Moscou, porém, não se intimida. O Kremlin estabeleceu os termos há muito tempo: rendição total e nada de Ucrânia como parte da OTAN. “Negociar”, do ponto de vista da Rússia, é aceitar esses termos.

E se os poderes decisivos em Washington optarem por turbinar a militarização de Kiev, ou desencadear “as provocações mais hediondas para mudar o curso dos acontecimentos”, como afirmou esta semana o chefe do SVR, Sergey Naryshkin, tudo bem.

O caminho à frente será sangrento. Caso os suspeitos de sempre deixem de lado o popular Zaluzhny e instalem Budanov como chefe das Forças Armadas da Ucrânia, a AFU estará sob controle total da CIA – e não dos generais da OTAN, como ainda é o caso.

Isso pode evitar um golpe militar contra o fantoche de moletom suado em Kiev.
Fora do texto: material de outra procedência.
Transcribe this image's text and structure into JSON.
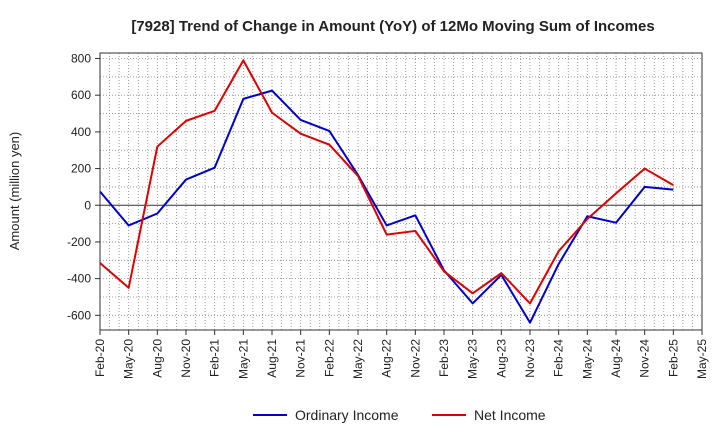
{
  "chart_data": {
    "type": "line",
    "title": "[7928]  Trend of Change in Amount (YoY) of 12Mo Moving Sum of Incomes",
    "xlabel": "",
    "ylabel": "Amount (million yen)",
    "ylim": [
      -680,
      830
    ],
    "yticks": [
      -600,
      -400,
      -200,
      0,
      200,
      400,
      600,
      800
    ],
    "ytick_labels": [
      "-600",
      "-400",
      "-200",
      "0",
      "200",
      "400",
      "600",
      "800"
    ],
    "categories": [
      "Feb-20",
      "May-20",
      "Aug-20",
      "Nov-20",
      "Feb-21",
      "May-21",
      "Aug-21",
      "Nov-21",
      "Feb-22",
      "May-22",
      "Aug-22",
      "Nov-22",
      "Feb-23",
      "May-23",
      "Aug-23",
      "Nov-23",
      "Feb-24",
      "May-24",
      "Aug-24",
      "Nov-24",
      "Feb-25",
      "May-25"
    ],
    "grid": true,
    "legend_position": "bottom",
    "series": [
      {
        "name": "Ordinary Income",
        "color": "#0000cc",
        "values": [
          75,
          -110,
          -45,
          140,
          205,
          580,
          625,
          465,
          405,
          165,
          -110,
          -55,
          -355,
          -535,
          -380,
          -640,
          -320,
          -60,
          -95,
          100,
          85,
          null
        ]
      },
      {
        "name": "Net Income",
        "color": "#dd0000",
        "values": [
          -315,
          -450,
          320,
          460,
          515,
          790,
          505,
          390,
          330,
          160,
          -160,
          -140,
          -360,
          -480,
          -370,
          -535,
          -250,
          -75,
          65,
          200,
          110,
          null
        ]
      }
    ]
  }
}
No entanto, as coisas ficarão muito mais feias. A Ucrânia se tornará uma guerrilha total, com apenas dois objetivos: atacar os civis russos e a infraestrutura civil. Moscou, é claro, está totalmente ciente dos perigos.

Enquanto isso, as conversas que proliferam em várias latitudes sugerem que a OTAN pode até estar se preparando para uma divisão da Ucrânia. Independentemente da forma que isso possa assumir, os perdedores não ditam as condições: É a Rússia que dita.

Quanto aos políticos da UE, previsivelmente, eles estão em pânico total, acreditando que, depois de limpar a Ucrânia, a Rússia se tornará uma “ameaça” ainda maior para a Europa. Isso é um absurdo. Não só Moscou não está nem aí para o que a Europa “pensa”; a última coisa que a Rússia quer ou precisa é anexar a histeria do Báltico ou do Leste Europeu. Além disso, até mesmo Jens Stoltenberg admitiu que “a OTAN não vê nenhuma ameaça da Rússia a nenhum de seus territórios”.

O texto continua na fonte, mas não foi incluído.